Reste que le Masque & la Plume enregistré en Avignon est un moment de plaisir radiophonique. On y entend les cigales pendant toute l'émission et, chaque demi-heure, on a droit aux cloches de l'église du quartier, comme si l'on était sur la place d'un village provençal. Ce n'est pas si mal.

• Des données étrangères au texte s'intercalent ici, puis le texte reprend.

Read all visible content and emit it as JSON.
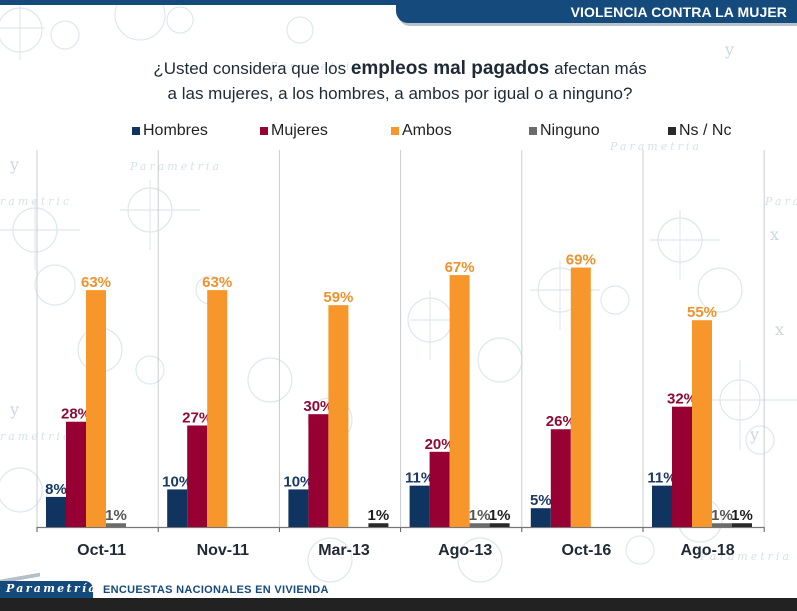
{
  "header": {
    "section_title": "VIOLENCIA CONTRA LA MUJER"
  },
  "question": {
    "part1": "¿Usted considera que los ",
    "bold": "empleos mal pagados",
    "part2": " afectan más",
    "line2": "a las mujeres, a los hombres, a ambos por igual o a ninguno?"
  },
  "footer": {
    "logo": "Parametría",
    "caption": "ENCUESTAS NACIONALES  EN VIVIENDA"
  },
  "chart_data": {
    "type": "bar",
    "title": "¿Usted considera que los empleos mal pagados afectan más a las mujeres, a los hombres, a ambos por igual o a ninguno?",
    "xlabel": "",
    "ylabel": "",
    "ylim": [
      0,
      100
    ],
    "grid": false,
    "legend_position": "top",
    "categories": [
      "Oct-11",
      "Nov-11",
      "Mar-13",
      "Ago-13",
      "Oct-16",
      "Ago-18"
    ],
    "series": [
      {
        "name": "Hombres",
        "color": "#0f3460",
        "label_color": "#1b3a63",
        "values": [
          8,
          10,
          10,
          11,
          5,
          11
        ]
      },
      {
        "name": "Mujeres",
        "color": "#960032",
        "label_color": "#8f0b35",
        "values": [
          28,
          27,
          30,
          20,
          26,
          32
        ]
      },
      {
        "name": "Ambos",
        "color": "#f7972b",
        "label_color": "#ef922e",
        "values": [
          63,
          63,
          59,
          67,
          69,
          55
        ]
      },
      {
        "name": "Ninguno",
        "color": "#6b6b6b",
        "label_color": "#555555",
        "values": [
          1,
          null,
          null,
          1,
          null,
          1
        ]
      },
      {
        "name": "Ns / Nc",
        "color": "#2a2a2a",
        "label_color": "#1e1e1e",
        "values": [
          null,
          null,
          1,
          1,
          null,
          1
        ]
      }
    ],
    "value_suffix": "%"
  }
}
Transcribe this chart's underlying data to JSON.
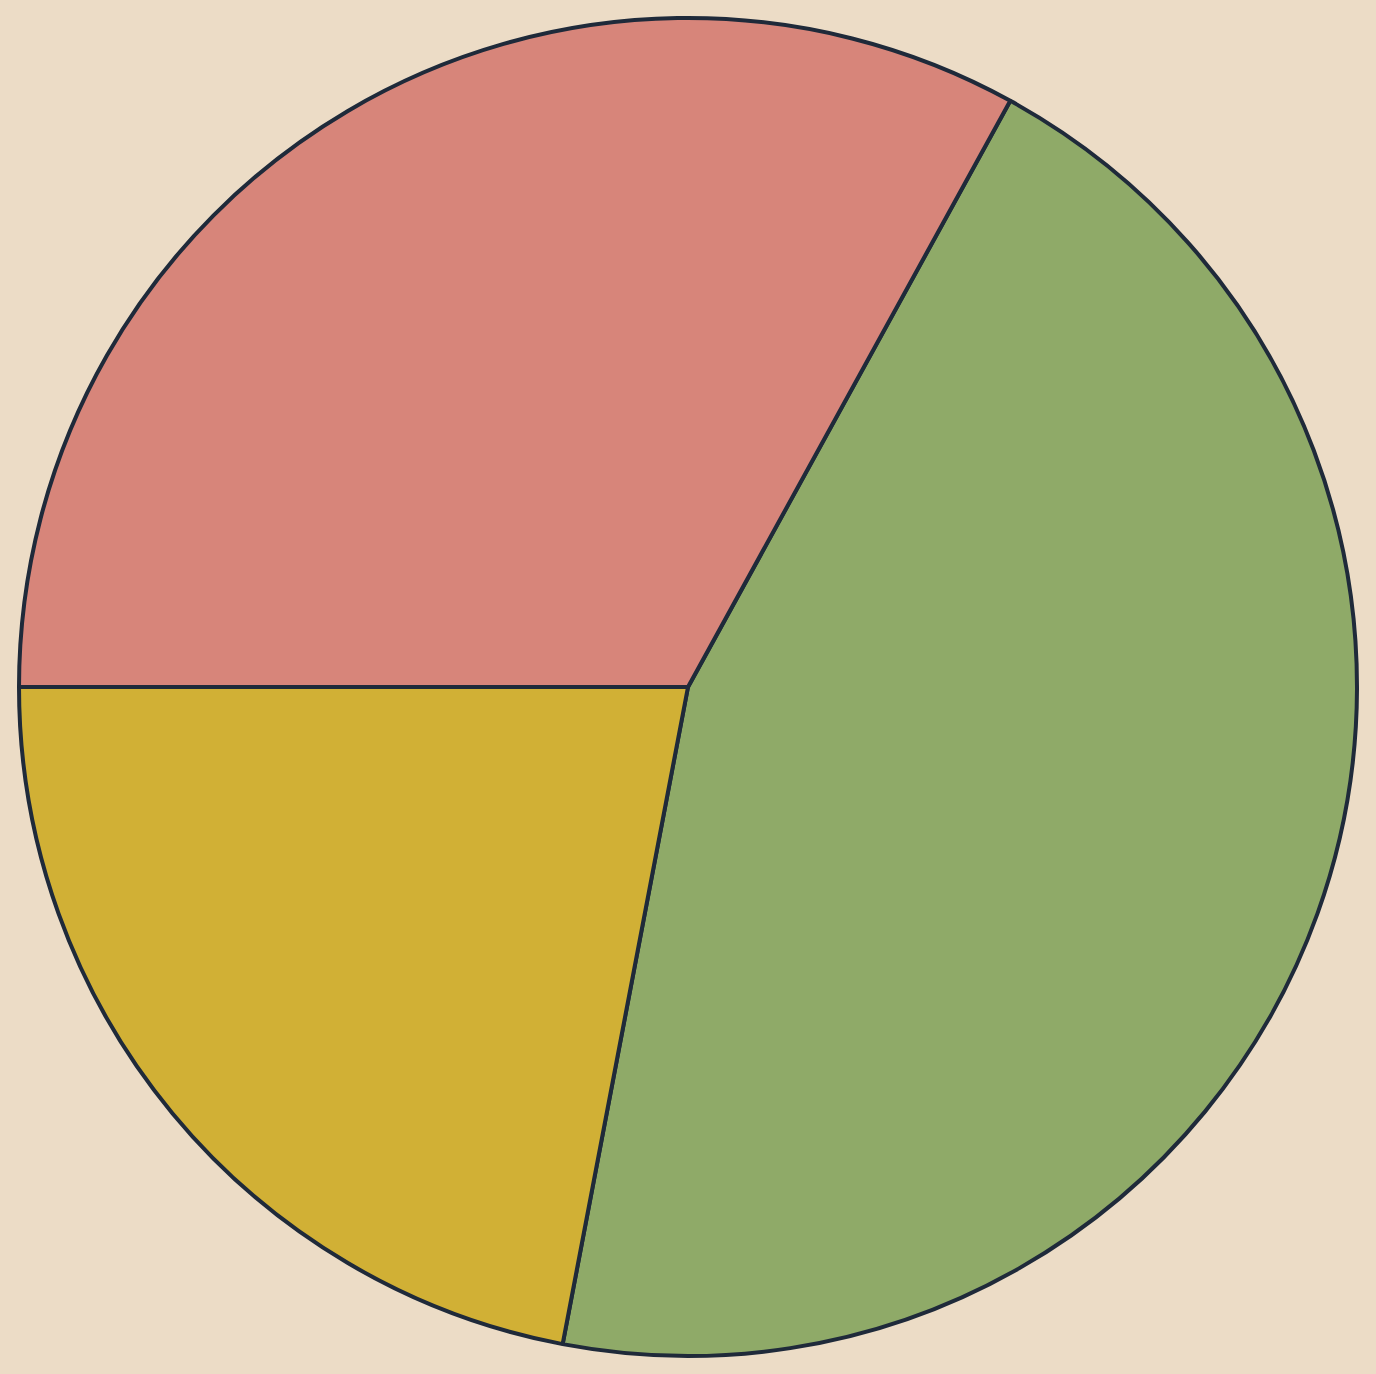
{
  "chart_data": {
    "type": "pie",
    "categories": [
      null,
      null,
      null
    ],
    "values": [
      45,
      22,
      33
    ],
    "colors": [
      "#8faa68",
      "#d1b035",
      "#d7857a"
    ]
  }
}
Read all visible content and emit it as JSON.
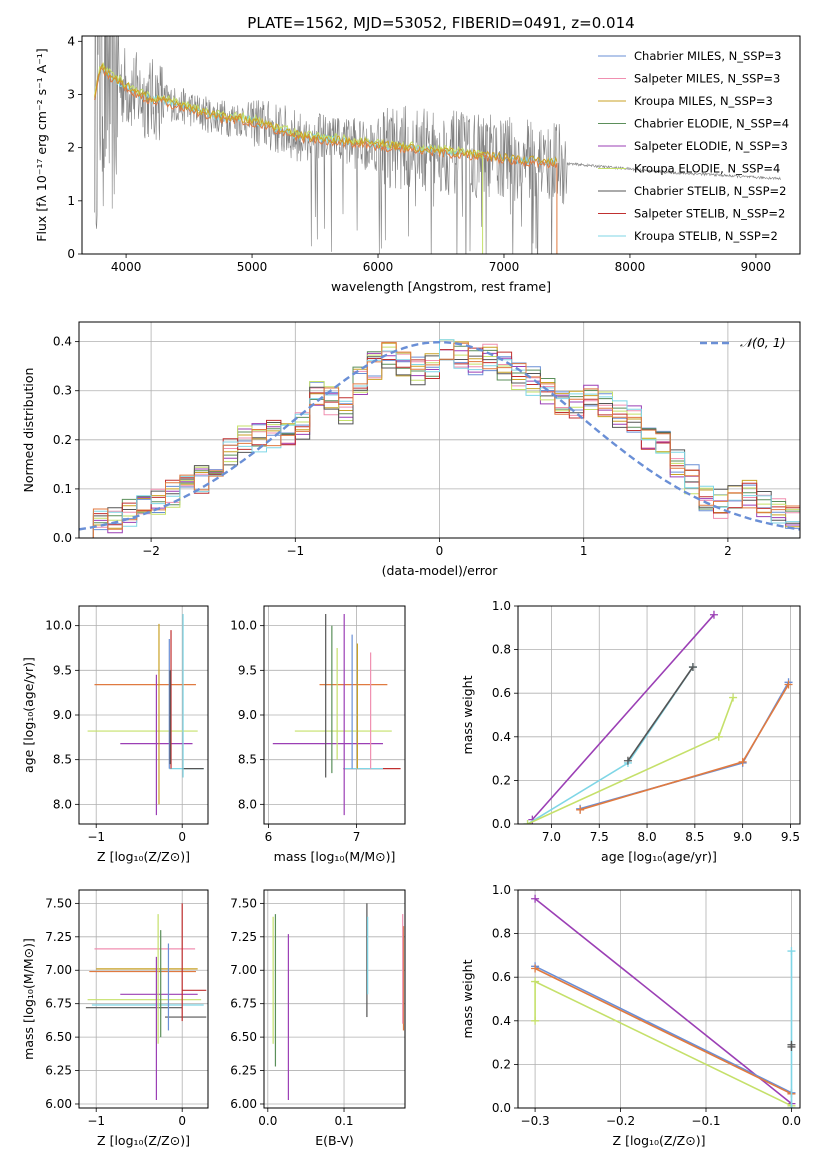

Enfin, le public prend la parole et n'hésite pas à affirmer une opinion qu'on n'entend jamais à Paris au studio 106, à savoir le point de vue des spectateurs qui ont payé leur place, qui ont parfois invité des personnes pour leur faire plaisir et en sont pour leurs frais, trompés par des réputations usurpées et par les superlatifs et les euphémismes des critiques en général.